Combining the comparative analysis and hermeneutic method I tried to show how design helps to create the concept of contemporary heterotopia. Societies nowadays abruptly open various notions of every-day heterotopias, functioning in a very complex and diverse ways, in which design occupies more than just an episodic role. Given the current situation of Europe and the persisting issues of the staggering numbers of people who have lost their homes and became refugees, I have argued that Foucault’s notion of heterotopia explains very well many persisting social and political issues designers experience on a daily basis. In my research on refugee crisis and the notion of heterotopia in Europe I have identified and contextualised six major categories that constitute the contemporary heterotopia of deviation in times of crisis, which  unfortunately remain largely unaddressed for different reasons. Design in these cases is often the cause of those problems and not the solution as we would want to. The media, both traditional and social, are saturated with images and news coverage on myriad of examples, where we can witness how little human lives are valued and how vested interests still pervade over the humanitarian issues. On the other hand day after day people from all over the world together with the inhabitants struggle, not only for better living conditions, but for something that sound so heartbreaking and unbelievable at the beginning of the 21st century - for nothing more but their bare lives. Having this in mind, I have suggested several approaches in how designers can become active agents, not only in solving the issues of heterotopias but also in recognizing the conditions that enable their existence.

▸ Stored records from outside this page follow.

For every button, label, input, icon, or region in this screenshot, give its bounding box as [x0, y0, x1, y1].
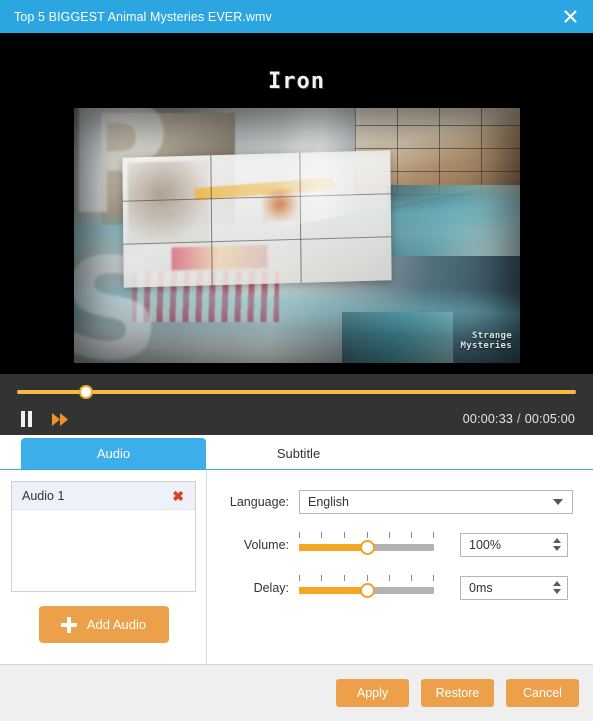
delay-label: Delay: [253, 580, 289, 595]
audio-track-pane: Audio 1 ✖ Add Audio [0, 470, 207, 664]
list-item[interactable]: Audio 1 ✖ [12, 482, 195, 510]
video-panel-face [127, 160, 209, 246]
current-time: 00:00:33 [462, 412, 514, 426]
audio-track-list[interactable]: Audio 1 ✖ [11, 481, 196, 592]
volume-stepper[interactable]: 100% [460, 532, 568, 557]
volume-value: 100% [469, 537, 501, 552]
delay-stepper-arrows[interactable] [547, 577, 567, 599]
total-time: 00:05:00 [524, 412, 575, 426]
fast-forward-button[interactable] [50, 409, 70, 429]
video-watermark: Strange Mysteries [460, 331, 512, 351]
volume-slider-fill [299, 544, 367, 551]
playback-progress-track [17, 390, 576, 394]
close-button[interactable] [547, 0, 593, 33]
playback-time-display: 00:00:33/00:05:00 [463, 412, 575, 426]
audio-settings-pane: Language: English Volume: 100% Delay: 0m… [207, 470, 593, 664]
audio-subtitle-settings-window: Top 5 BIGGEST Animal Mysteries EVER.wmv … [0, 0, 593, 721]
restore-button[interactable]: Restore [421, 679, 494, 707]
playback-buttons-row: 00:00:33/00:05:00 [0, 404, 593, 434]
volume-slider-ticks [299, 532, 434, 539]
pause-button[interactable] [16, 409, 36, 429]
chevron-up-icon[interactable] [553, 581, 561, 586]
video-frame: R S Strange Mysteries [74, 108, 520, 363]
window-title: Top 5 BIGGEST Animal Mysteries EVER.wmv [14, 9, 272, 24]
cancel-button[interactable]: Cancel [506, 679, 579, 707]
video-overlay-title: Iron [268, 69, 325, 94]
volume-label: Volume: [243, 537, 289, 552]
video-panel-grid-line [210, 155, 214, 286]
video-watermark-line-2: Mysteries [460, 340, 512, 351]
tab-subtitle[interactable]: Subtitle [206, 438, 391, 469]
delay-slider[interactable] [299, 575, 434, 600]
playback-progress-handle[interactable] [79, 385, 93, 399]
volume-row: Volume: 100% [227, 532, 573, 557]
dialog-footer: Apply Restore Cancel [0, 664, 593, 721]
video-center-panel [122, 150, 392, 288]
add-audio-button[interactable]: Add Audio [38, 606, 169, 643]
playback-progress-slider[interactable] [17, 384, 576, 400]
plus-icon [60, 616, 77, 633]
chevron-down-icon[interactable] [553, 589, 561, 594]
delay-value: 0ms [469, 580, 493, 595]
remove-audio-icon[interactable]: ✖ [170, 489, 186, 503]
close-icon [563, 10, 577, 23]
apply-button[interactable]: Apply [336, 679, 409, 707]
add-audio-row: Add Audio [11, 606, 196, 643]
chevron-down-icon [553, 498, 563, 505]
delay-stepper[interactable]: 0ms [460, 575, 568, 600]
delay-slider-handle[interactable] [359, 583, 375, 598]
volume-slider[interactable] [299, 532, 434, 557]
language-select[interactable]: English [299, 489, 573, 514]
video-preview-area[interactable]: Iron R S Strange [0, 33, 593, 374]
volume-slider-handle[interactable] [359, 540, 375, 555]
delay-slider-ticks [299, 575, 434, 582]
add-audio-label: Add Audio [86, 617, 147, 632]
pause-icon-bar-left [20, 411, 25, 427]
settings-content: Audio 1 ✖ Add Audio Language: English Vo… [0, 470, 593, 664]
tab-audio[interactable]: Audio [21, 438, 206, 469]
video-panel-smear [171, 244, 269, 271]
delay-row: Delay: 0ms [227, 575, 573, 600]
language-row: Language: English [227, 489, 573, 514]
language-label: Language: [229, 494, 289, 509]
video-panel-flame [261, 186, 300, 222]
video-panel-grid-line [298, 152, 302, 283]
time-separator: / [517, 412, 521, 426]
delay-slider-fill [299, 587, 367, 594]
pause-icon-bar-right [27, 411, 32, 427]
title-bar: Top 5 BIGGEST Animal Mysteries EVER.wmv [0, 0, 593, 33]
fast-forward-icon [52, 412, 68, 426]
chevron-down-icon[interactable] [553, 546, 561, 551]
player-control-bar: 00:00:33/00:05:00 [0, 374, 593, 435]
language-value: English [308, 494, 349, 509]
volume-stepper-arrows[interactable] [547, 534, 567, 556]
audio-track-label: Audio 1 [22, 488, 65, 503]
chevron-up-icon[interactable] [553, 538, 561, 543]
tab-bar: Audio Subtitle [0, 435, 593, 470]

The DHS Annual Conference was an amazing event where I had the opportunity to meet with my colleagues, exchange ideas and received important informations for my future research. My paper has raised a very interesting debate on relations between design and a human condition - a topic that in my opinion should appear more often on design conference agendas. The scholarship has enabled me to present a small part of my research on design and politics to a wider audience of design historians, which is particularly important now when I am not affiliated with any research institution.